Осмысление Л. в мифе и древнейших системах философии берет Л. как «эрос», видя в ней космическую силу, подобную силе тяготения. Бог Эрос упомянут в мифологическом эпосе Гесиода как один из породителей и устроителей мироздания, родившийся сразу после Хаоса и Матери-Земли; еще более почетная роль отводится ему в космогонии орфиков. Для Эмпедокла вся история космоса — это противоборство Л. («филиа») как конструктивного начала и ненависти как начала диссоциации. Это мифологически-философское учение о Л. как строящей, сплачивающей, движущей и соразмеряющей энергии мироздания характерно для греческой мысли в целом с ее гилозоизмом. Даже Аристотель видит в движении небесных сфер проявление некоей вселенской Л. к духовному принципу движения — неподвижному перводвигателю (что было теологически переосмыслено в средневековой философии и отразилось в заключительном стихе «Божественной комедии» Дайте: «Любовь, что движет солнце и светила»). Продолжая эту же линию, Посидоний разработал учение о всемирной «симпатии» вещей и природных сил, необычайно популярное в последние века античности, а позднее привлекавшее многих мыслителей и поэтов Ренессанса и Нового времени (вплоть до И. В. Гёте).

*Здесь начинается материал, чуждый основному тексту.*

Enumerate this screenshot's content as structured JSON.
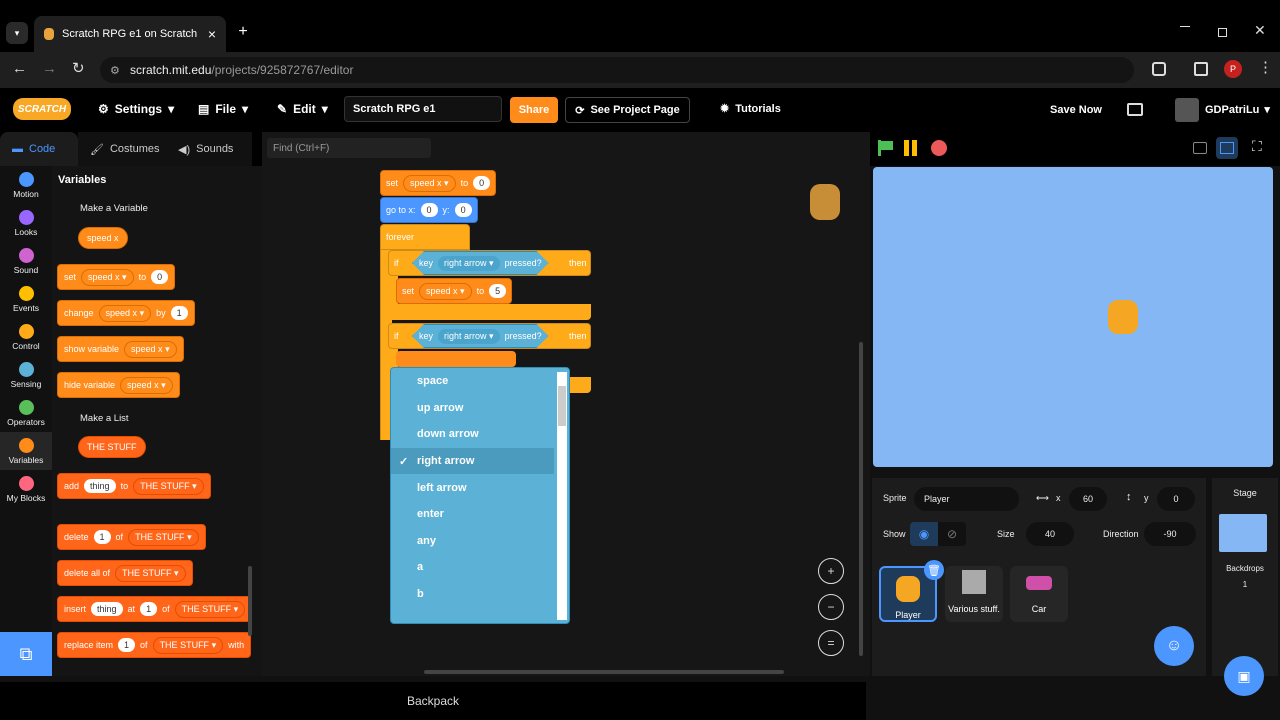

Другая линия античной философии Л. начинается с Платона, истолковавшего в диалоге «Пир» чувственную влюбленность и эстетический восторг перед прекрасным телом как низшие ступени лестницы духовного восхождения, ведущего к идеальной Л., предмет которой —
абсолютное Благо и абсолютная Красота (отсюда упрощенное житейское выражение «платоническая Л.»). Доктрина Платона, платоников и неоплатоников об «эротическом» пути к Абсолюту типологически сопоставима с индийской мистической доктриной о «бхакти» — экстатической Л., представляющей собой один из 4 возможных путей просветления. Но как в индийской традиции трансцендентные восторги «бхакти» стоят рядом с рассудочным и прагматичным гедонизмом «Камасутры» — необычного «учебника» любовных наслаждений, пытающегося дотошно систематизировать и «рационализировать» отношения мужчины и женщины, - так и в культуре Древней Греции между плотским «эросом» и абстрактно-духовным «эросом» оставалось мало места для «души», для Л. к конкретному, живому, страдающему человеку, нуждающемуся в помощи, сострадании, уважении. Эллинская любовная лирика, достигшая необычайной тонкости в пластических описаниях, как и в эгоцентрической фиксации аффектов влюбленности, бессильна понять Л. между мужчиной и женщиной как противостояние, спор или гармонию двух личностей. Женщина, отказывающаяся быть простым орудием мужчины в семье или его игрушкой вне семьи, может выступить лишь как персонаж трагедии, наделенный чертами преступницы (Клитемнестра у Эсхила) или иноземки-ведьмы (Медея у Еврипида). С этим коренным пренебрежением к духовному миру женщины связано характерное для античной Греции принципиальное предпочтение гомосексуальной Л., принимавшей самые различные формы (воинское товарищество, взаимоотношения духовного наставника и ученика и т. д.). По известному замечанию Ф. Энгельса, «...для классического поэта древности, воспевавшего любовь, старого Анакреонта, половая любовь в нашем смысле была настолько безразлична, что для него безразличен был даже пол любимого существа». В этом отношении с Анакреонтом вполне солидарен Платон. Шаг вперед делает римская любовная поэзия (Катулл, Тибулл, Про-перций, эпизод Дидоны в «Энеиде» Вергилия), которая открыла в любимой женщине автономную личность, то пугающую своим загадочным своеволием, то вызывающую наряду с влюбленностью нежность и сострадание. Иронически задуманная попытка Овидия создать систематическую и кодифицированную «теорию» Л. оказалась началом традиции, пережившей расцвет в средние века, — эпоху схоластики и казуистики.
[282]
Христианство усмотрело в Л. как сущность своего Бога (Который, в отличие от богов античной религии, не только любим, но и Сам любит всех), так и главную заповедь человеку. Но это была совсем особая Л. («агаиэ»), не похожая ни на чувственный «эрос», ни на дружбу по выбору («филиа»), ни на патриотическую солидарность граждан. Речь шла о жертвенной, «все покрывающей» и безмотивной Л. к «ближнему» — не к «близкому» по роду или по личной склонности, не к «своему», но к тому, кто случайно окажется близко, и в особенности к врагу и обидчику. Предполагалось, что именно такая Л. сможет побудить любящих принять все социальные дисгармонии на себя и тем как бы отменить их. Но если по отношению к людям предписана снисходящая «аганэ», то по отношению к Богу христианская мистика вслед за языческой решается говорить о восторженном «эросе» (такое словоупотребление особенно характерно для Псевдо-Дионисия Ареопагита и для всей созданной им традиции).